We’ll go in the coach, said my father—Prithee, have the arms been altered, Obadiah?—It would have made my story much better to have begun with telling you, that at the time my mother’s arms were added to the Shandy’s, when the coach was re-painted upon my father’s marriage, it had so fallen out, that the coach-painter, whether by performing all his works with the left-hand, like Turpilius the Roman, or Hans Holbein of Basil——or whether ’twas more from the blunder of his head than hand——or whether, lastly, it was from the sinister turn which every thing relating to our family was apt to take——it so fell out, however, to our reproach, that instead of the bend-dexter, which since Harry the Eighth’s reign was honestly our due———a bend-sinister, by some of these fatalities, had been drawn quite across the field of the Shandy arms. ’Tis scarce credible that the mind of so wise a man as my father was, could be so much incommoded with so small a matter.
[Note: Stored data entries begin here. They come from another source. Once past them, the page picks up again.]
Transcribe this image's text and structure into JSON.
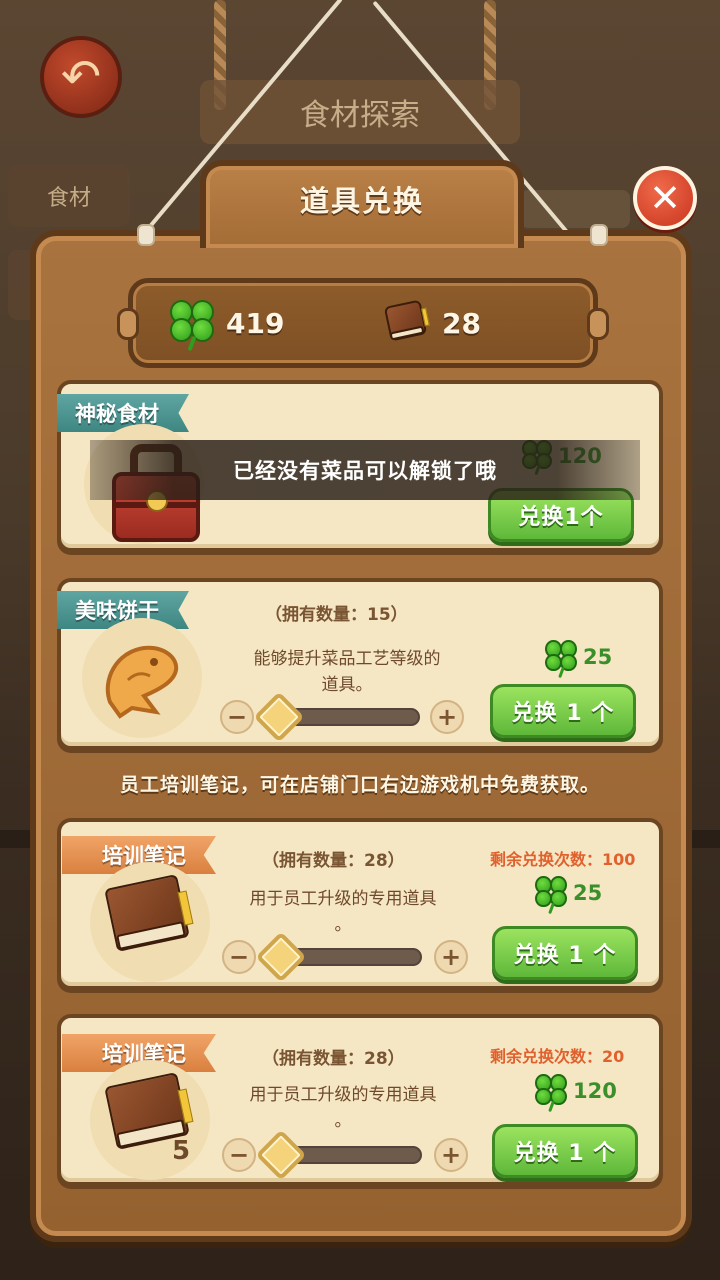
{
  "background": {
    "sign_label": "食材探索",
    "tab_label": "食材"
  },
  "dialog": {
    "title": "道具兑换",
    "close_label": "✕"
  },
  "currency": {
    "clover_count": "419",
    "book_count": "28"
  },
  "toast": {
    "message": "已经没有菜品可以解锁了哦"
  },
  "cards": [
    {
      "name": "神秘食材",
      "price": "120",
      "button": "兑换1个"
    },
    {
      "name": "美味饼干",
      "owned": "（拥有数量：15）",
      "description_line1": "能够提升菜品工艺等级的",
      "description_line2": "道具。",
      "price": "25",
      "button": "兑换 1 个",
      "stepper_minus": "−",
      "stepper_plus": "+"
    },
    {
      "name": "培训笔记",
      "owned": "（拥有数量：28）",
      "remaining": "剩余兑换次数：100",
      "description_line1": "用于员工升级的专用道具",
      "description_line2": "。",
      "price": "25",
      "button": "兑换 1 个",
      "stepper_minus": "−",
      "stepper_plus": "+"
    },
    {
      "name": "培训笔记",
      "owned": "（拥有数量：28）",
      "remaining": "剩余兑换次数：20",
      "description_line1": "用于员工升级的专用道具",
      "description_line2": "。",
      "price": "120",
      "button": "兑换 1 个",
      "badge_count": "5",
      "stepper_minus": "−",
      "stepper_plus": "+"
    }
  ],
  "info_text": "员工培训笔记，可在店铺门口右边游戏机中免费获取。",
  "icons": {
    "clover": "clover-icon",
    "book": "book-icon",
    "lunchbox": "lunchbox-icon",
    "biscuit": "fish-biscuit-icon",
    "back": "back-arrow-icon",
    "close": "close-icon"
  },
  "colors": {
    "wood": "#a9733f",
    "card": "#f6e7c4",
    "green_button": "#5fb83a",
    "ribbon_teal": "#3e8682",
    "ribbon_orange": "#d9803f",
    "remaining_text": "#e0612e",
    "close_red": "#c8351f"
  }
}
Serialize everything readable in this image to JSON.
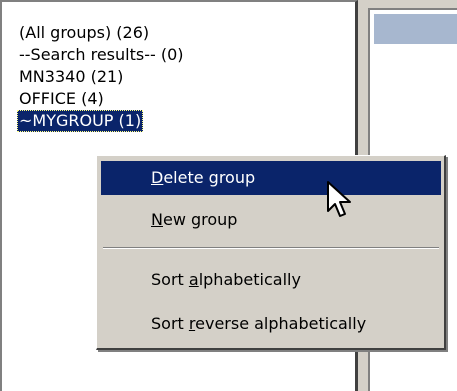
{
  "groups": {
    "items": [
      {
        "label": "(All groups) (26)"
      },
      {
        "label": "--Search results-- (0)"
      },
      {
        "label": "MN3340 (21)"
      },
      {
        "label": "OFFICE (4)"
      },
      {
        "label": "~MYGROUP (1)"
      }
    ],
    "selected_index": 4
  },
  "context_menu": {
    "delete_group": {
      "prefix": "",
      "accel": "D",
      "rest": "elete group"
    },
    "new_group": {
      "prefix": "",
      "accel": "N",
      "rest": "ew group"
    },
    "sort_alpha": {
      "prefix": "Sort ",
      "accel": "a",
      "rest": "lphabetically"
    },
    "sort_reverse": {
      "prefix": "Sort ",
      "accel": "r",
      "rest": "everse alphabetically"
    },
    "highlighted_item": "delete_group"
  },
  "colors": {
    "selection": "#0a246a",
    "menu_background": "#d4d0c8",
    "header_accent": "#a7b7cf"
  },
  "icons": {
    "cursor": "arrow-pointer-icon"
  }
}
The word coach—let it be whose it would—or coach-man, or coach-horse, or coach-hire, could never be named in the family, but he constantly complained of carrying this vile mark of illegitimacy upon the door of his own; he never once was able to step into the coach, or out of it, without turning round to take a view of the arms, and making a vow at the same time, that it was the last time he would ever set his foot in it again, till the bend-sinister 231 was taken out—but like the affair of the hinge, it was one of the many things which the Destinies had set down in their books ever to be grumbled at (and in wiser families than ours)——but never to be mended.